Let’s check out hedge fund activity in other stocks – not necessarily in the same industry as Navistar International Corp (NYSE:NAV) but similarly valued. These stocks are STAAR Surgical Company (NASDAQ:STAA), Goosehead Insurance, Inc. (NASDAQ:GSHD), FirstCash, Inc. (NASDAQ:FCFS), Varonis Systems Inc (NASDAQ:VRNS), Insmed Incorporated (NASDAQ:INSM), MGIC Investment Corporation (NYSE:MTG), and NorthWestern Corporation (NASDAQ:NWE). All of these stocks’ market caps resemble NAV’s market cap.
|Ticker||No of HFs with positions||Total Value of HF Positions (x1000)||Change in HF Position|
View table here if you experience formatting issues.

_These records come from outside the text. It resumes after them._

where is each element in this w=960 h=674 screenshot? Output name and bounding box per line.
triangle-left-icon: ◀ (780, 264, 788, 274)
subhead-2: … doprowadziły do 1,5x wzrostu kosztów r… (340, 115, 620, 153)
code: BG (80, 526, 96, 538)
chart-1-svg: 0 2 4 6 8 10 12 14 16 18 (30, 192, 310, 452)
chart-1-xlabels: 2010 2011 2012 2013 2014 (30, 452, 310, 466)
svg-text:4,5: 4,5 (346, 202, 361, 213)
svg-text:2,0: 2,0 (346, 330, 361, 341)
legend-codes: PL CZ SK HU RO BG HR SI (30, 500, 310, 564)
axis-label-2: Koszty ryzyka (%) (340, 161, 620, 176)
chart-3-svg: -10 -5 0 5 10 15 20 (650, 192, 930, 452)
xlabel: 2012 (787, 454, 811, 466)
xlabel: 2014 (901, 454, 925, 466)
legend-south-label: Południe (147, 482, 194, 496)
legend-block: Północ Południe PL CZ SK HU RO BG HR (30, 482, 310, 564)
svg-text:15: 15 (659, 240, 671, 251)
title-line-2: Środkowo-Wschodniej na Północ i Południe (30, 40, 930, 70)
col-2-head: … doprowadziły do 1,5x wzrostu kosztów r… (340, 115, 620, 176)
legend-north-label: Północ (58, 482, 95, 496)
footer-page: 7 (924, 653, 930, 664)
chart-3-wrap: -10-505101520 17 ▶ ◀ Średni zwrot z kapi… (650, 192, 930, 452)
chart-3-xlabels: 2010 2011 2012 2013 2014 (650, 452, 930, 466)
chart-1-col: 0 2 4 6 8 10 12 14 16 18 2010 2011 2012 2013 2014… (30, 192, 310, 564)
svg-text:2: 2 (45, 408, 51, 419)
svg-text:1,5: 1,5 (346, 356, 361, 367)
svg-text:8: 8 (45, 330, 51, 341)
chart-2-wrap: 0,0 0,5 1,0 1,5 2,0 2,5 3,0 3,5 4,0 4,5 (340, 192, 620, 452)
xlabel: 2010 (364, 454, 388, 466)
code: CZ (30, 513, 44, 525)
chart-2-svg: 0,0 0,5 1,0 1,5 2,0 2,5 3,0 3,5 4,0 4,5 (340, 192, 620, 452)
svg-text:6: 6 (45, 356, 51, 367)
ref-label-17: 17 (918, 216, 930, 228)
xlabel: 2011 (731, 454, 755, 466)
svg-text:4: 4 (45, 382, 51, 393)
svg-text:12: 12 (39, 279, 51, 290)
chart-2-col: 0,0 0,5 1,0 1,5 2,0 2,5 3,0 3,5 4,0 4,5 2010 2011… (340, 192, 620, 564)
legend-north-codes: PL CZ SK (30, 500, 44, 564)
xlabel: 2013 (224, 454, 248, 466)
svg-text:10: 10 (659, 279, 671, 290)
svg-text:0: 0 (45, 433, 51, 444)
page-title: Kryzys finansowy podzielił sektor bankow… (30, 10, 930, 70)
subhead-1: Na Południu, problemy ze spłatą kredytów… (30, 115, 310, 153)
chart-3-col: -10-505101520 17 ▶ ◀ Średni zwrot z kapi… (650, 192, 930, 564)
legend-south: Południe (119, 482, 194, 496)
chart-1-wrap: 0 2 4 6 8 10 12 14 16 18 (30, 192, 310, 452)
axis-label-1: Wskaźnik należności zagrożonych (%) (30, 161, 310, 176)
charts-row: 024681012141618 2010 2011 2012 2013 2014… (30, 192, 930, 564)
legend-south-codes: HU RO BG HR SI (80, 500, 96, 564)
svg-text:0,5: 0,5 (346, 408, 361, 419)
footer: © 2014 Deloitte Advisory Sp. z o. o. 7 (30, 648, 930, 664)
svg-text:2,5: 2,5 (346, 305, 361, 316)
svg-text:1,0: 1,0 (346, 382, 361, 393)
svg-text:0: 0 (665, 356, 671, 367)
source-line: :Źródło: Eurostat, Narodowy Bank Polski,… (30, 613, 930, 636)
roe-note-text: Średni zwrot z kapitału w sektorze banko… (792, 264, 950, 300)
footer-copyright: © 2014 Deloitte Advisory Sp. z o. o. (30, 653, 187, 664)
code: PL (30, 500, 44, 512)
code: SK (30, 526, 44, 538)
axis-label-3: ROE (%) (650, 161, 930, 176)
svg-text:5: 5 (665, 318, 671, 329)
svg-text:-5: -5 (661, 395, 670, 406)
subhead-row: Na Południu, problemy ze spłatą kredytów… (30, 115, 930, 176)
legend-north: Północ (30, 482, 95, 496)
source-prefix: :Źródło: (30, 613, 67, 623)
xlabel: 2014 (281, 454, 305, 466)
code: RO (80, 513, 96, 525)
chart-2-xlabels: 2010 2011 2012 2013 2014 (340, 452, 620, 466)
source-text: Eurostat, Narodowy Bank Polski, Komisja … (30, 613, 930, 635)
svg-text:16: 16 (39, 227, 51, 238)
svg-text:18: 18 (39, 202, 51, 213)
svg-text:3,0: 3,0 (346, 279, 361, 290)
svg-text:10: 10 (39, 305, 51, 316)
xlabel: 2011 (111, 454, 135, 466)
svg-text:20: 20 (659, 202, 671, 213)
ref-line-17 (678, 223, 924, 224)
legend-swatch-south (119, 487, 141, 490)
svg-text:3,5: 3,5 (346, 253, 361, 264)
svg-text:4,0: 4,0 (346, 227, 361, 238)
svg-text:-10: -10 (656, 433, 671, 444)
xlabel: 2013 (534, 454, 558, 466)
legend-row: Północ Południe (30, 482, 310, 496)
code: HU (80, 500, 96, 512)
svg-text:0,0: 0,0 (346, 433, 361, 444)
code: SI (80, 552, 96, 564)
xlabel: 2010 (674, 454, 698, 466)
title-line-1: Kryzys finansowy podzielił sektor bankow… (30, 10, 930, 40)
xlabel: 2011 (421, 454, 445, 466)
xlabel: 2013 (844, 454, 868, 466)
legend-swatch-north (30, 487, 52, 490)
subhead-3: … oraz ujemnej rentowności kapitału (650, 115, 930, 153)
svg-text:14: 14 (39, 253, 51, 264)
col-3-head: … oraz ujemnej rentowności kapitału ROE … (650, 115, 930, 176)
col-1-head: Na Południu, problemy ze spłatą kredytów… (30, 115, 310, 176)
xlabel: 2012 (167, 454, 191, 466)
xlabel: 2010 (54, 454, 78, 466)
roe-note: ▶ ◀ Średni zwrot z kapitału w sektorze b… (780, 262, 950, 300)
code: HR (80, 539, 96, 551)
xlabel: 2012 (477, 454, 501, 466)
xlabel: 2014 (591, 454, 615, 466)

As you can see these stocks had an average of 25.3 hedge funds with bullish positions and the average amount invested in these stocks was $394 million. That figure was $1246 million in NAV’s case. MGIC Investment Corporation (NYSE:MTG) is the most popular stock in this table. On the other hand Goosehead Insurance, Inc. (NASDAQ:GSHD) is the least popular one with only 15 bullish hedge fund positions. Navistar International Corp (NYSE:NAV) is not the most popular stock in this group but hedge fund interest is still above average. Our overall hedge fund sentiment score for NAV is 65.5. Stocks with higher number of hedge fund positions relative to other stocks as well as relative to their historical range receive a higher sentiment score. Our calculations showed that top 10 most popular stocks among hedge funds returned 41.4% in 2019 and outperformed the S&P 500 ETF (SPY) by 10.1 percentage points. These stocks gained 23% in 2020 through October 30th and still beat the market by 20.1 percentage points. Hedge funds were also right about betting on NAV as the stock returned 52.9% since the end of Q2 (through 10/30) and outperformed the market. Hedge funds were rewarded for their relative bullishness.